My sister took on the responsibility of helping them as much as possible with me half-way across the country but they were proud and stayed in their home even if it was severely run down. It was their home. My mother passed away in her late 60’s and my dad lived another 15 years coming out of his shell and trying to recover without her. It’s another story, another time in how I found closure on the loss of my mother through a vivid dream.
Having lived behind the same doors with the struggles of my parents I learned compassion for them through the good times and not so good. I felt their tenderness for each other, my sister and I, heard their political and religious views, made my reconciliation pitches and wept with them when they faced some of their biggest fears.
Later in my dad’s life is when I observed my full awareness of my reaction to a neighbor’s perception who lived across the street from my dad. Through some bad choices my father had befriended and trusted a neighbor and ended up losing everything he had to the final loss of selling his house for a minimal amount while in the hospital with heart surgery.
I went with him to meet this neighbor out of curiosity to understand his trust in her and was met with another forceful, opinionated neighbor she had asked to join us. He proceeded to ream me up one end and down the other about the kind of daughter I was allowing my father to live in those poverty conditions. He only had the physical perception of the conditions of the house and what life appeared to be from the outside.
As I watched this neighbor rant and rave, I noticed my father as his head hung down realizing the bad choices he had made and could only love him more. He finally understood what my sister and I had lived trying to fit in this world of perception and nothing more had to be said. My only rebuttal to the disgruntled neighbor was, “The only way you would understand is if you had lived behind those closed doors.”

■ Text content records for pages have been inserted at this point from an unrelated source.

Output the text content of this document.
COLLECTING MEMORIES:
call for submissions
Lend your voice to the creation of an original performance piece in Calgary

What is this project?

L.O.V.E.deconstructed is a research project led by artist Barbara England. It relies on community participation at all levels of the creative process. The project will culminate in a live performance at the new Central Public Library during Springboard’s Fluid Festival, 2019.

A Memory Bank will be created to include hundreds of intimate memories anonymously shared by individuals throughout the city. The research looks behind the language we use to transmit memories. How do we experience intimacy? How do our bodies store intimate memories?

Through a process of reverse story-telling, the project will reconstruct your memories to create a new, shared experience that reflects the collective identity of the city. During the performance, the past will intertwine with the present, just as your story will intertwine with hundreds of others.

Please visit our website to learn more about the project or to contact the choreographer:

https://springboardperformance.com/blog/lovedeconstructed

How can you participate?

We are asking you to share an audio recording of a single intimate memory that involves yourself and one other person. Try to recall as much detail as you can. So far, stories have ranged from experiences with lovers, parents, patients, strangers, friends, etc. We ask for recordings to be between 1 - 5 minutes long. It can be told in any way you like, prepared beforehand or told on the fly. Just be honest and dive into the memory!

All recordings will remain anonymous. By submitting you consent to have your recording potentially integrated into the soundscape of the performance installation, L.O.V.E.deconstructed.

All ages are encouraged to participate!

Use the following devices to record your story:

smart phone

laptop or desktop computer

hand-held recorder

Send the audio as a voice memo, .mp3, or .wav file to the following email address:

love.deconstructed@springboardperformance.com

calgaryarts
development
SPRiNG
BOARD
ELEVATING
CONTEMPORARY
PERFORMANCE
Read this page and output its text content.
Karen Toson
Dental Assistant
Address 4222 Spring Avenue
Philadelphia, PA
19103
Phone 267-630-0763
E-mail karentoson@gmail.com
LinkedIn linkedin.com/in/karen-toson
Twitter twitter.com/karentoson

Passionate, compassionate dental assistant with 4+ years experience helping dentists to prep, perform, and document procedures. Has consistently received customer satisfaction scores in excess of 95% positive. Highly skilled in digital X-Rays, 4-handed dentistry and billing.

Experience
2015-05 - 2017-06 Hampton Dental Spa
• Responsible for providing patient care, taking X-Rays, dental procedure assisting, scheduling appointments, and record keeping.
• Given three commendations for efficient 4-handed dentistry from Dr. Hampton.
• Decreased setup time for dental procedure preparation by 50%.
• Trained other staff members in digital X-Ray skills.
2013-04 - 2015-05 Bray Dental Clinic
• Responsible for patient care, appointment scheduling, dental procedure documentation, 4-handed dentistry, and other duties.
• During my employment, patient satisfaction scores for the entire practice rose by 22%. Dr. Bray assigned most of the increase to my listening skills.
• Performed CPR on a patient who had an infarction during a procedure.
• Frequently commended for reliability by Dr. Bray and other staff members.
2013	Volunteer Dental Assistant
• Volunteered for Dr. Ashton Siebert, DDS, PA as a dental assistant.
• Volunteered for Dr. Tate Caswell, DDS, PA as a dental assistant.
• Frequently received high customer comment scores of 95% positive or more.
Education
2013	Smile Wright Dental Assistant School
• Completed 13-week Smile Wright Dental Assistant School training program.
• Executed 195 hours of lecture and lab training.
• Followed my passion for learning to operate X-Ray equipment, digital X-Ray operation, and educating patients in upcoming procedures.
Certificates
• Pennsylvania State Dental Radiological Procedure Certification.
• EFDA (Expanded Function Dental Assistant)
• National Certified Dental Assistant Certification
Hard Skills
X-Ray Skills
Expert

I think so many times of the people you hear stories about on the news and the misfortunes that have fallen on them. I wonder what life was like behind their closed doors, the pain and their reactions to it that brought them to the life they now live. I hope they can make some sense of it, find understanding and compassion along the way and pass it along.
We all have our stories, perspectives and perceptions – may we all take more time before we make our judgments. I hope you will share some of your stories.